Humira is a prescription medicine used to treat rheumatoid arthritis, psoriatic arthritis, ankylosing spondylitis, Crohn’s disease, ulcerative colitis, psoriasis, hidradenitis suppurativa, uveitis, and juvenile idiopathic arthritis. It was once a major sales driver for the biopharmaceutical company
AbbVie finally reached a settlement agreement with the California Insurance Commissioner and a whistleblower named Lazaro Suarez, who accused the biopharmaceutical company of paying kickbacks to doctors and using a network of “nurse ambassadors” to market and boost its sales of Humira.
Allegations against AbbVie
In the lawsuit, the State of California and Suarez alleged that AbbVie provided California doctors kickbacks in the form of cash payments, gifts, meals at fancy restaurants, trips, and other bribes to encourage them to prescribe Humira to their patients.

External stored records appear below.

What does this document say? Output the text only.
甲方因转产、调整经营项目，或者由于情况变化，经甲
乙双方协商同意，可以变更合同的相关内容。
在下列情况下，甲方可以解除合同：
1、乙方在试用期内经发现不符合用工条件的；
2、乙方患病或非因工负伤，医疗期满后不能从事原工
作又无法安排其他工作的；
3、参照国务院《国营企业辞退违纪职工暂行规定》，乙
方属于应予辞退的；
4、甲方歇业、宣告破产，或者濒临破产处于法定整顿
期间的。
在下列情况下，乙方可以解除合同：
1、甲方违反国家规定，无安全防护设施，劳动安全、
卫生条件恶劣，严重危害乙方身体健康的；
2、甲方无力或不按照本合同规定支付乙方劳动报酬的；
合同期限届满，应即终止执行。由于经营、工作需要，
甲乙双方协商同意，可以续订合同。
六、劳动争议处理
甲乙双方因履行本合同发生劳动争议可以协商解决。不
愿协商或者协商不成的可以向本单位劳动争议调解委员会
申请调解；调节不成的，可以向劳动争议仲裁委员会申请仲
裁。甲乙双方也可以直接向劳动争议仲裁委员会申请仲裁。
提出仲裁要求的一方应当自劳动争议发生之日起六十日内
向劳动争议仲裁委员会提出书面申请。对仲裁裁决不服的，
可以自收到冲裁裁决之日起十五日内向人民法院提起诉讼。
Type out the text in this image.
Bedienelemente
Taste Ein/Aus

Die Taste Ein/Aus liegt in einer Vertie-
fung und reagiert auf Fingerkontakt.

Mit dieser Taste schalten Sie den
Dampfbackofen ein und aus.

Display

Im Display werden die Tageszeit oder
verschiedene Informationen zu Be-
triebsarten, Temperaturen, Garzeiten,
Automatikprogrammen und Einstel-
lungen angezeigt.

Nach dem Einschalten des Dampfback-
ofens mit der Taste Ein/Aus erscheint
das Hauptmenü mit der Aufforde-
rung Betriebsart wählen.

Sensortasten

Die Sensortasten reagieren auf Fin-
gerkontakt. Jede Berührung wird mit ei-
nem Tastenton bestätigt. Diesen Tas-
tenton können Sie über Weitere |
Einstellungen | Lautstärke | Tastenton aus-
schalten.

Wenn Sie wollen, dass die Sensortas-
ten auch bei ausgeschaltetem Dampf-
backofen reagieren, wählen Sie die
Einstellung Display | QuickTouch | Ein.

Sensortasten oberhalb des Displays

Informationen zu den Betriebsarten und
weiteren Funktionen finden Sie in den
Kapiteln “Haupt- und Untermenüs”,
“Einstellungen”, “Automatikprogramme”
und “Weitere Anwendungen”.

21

Additionally, AbbVie allegedly used nurse ambassadors to interact and establish relationships with doctors and patients regarding Humira. The biopharmaceutical company allegedly did not disclose that the nurse ambassadors were its employees and their goal was to boost the sales of Humira by handling insurance authorizations and claims, appealing denials of coverage by insurers, helping patients to enroll in insurance plans that cover payment for the prescription drug.
The State of California and the whistleblower alleged that AbbVie engaged in unlawful marketing practices. The biopharmaceutical company specifically violated the California Insurance Frauds Prevention Act.
In a statement, Commissioner Lara said, “AbbVie’s prior practices in marketing Humira egregiously put profits ahead of transparency in patient care and violated California law. This settlement delivers important reforms to AbbVie’s business practices and a substantial monetary recovery that will be used to continue to combat insurance fraud.”
AbbVie agreed to modify its marketing practices
In addition to the monetary payment, AbbVie agreed to change its marketing practices including:
- Requiring nurse ambassadors to disclose to patients that they are employees of AbbVie and not under the direction of their health care providers.
- Implement a new policy prohibiting Humira sales representatives from inviting prescribing health care providers to offsite business meals.
- Providing patients with the U.S. FDA-approved HUMIRA medication guide.
- Prohibiting AbbVie employees from describing nurse ambassadors to health care providers as “extensions of their offices” and from actively participating in conversations between patients and insurance companies.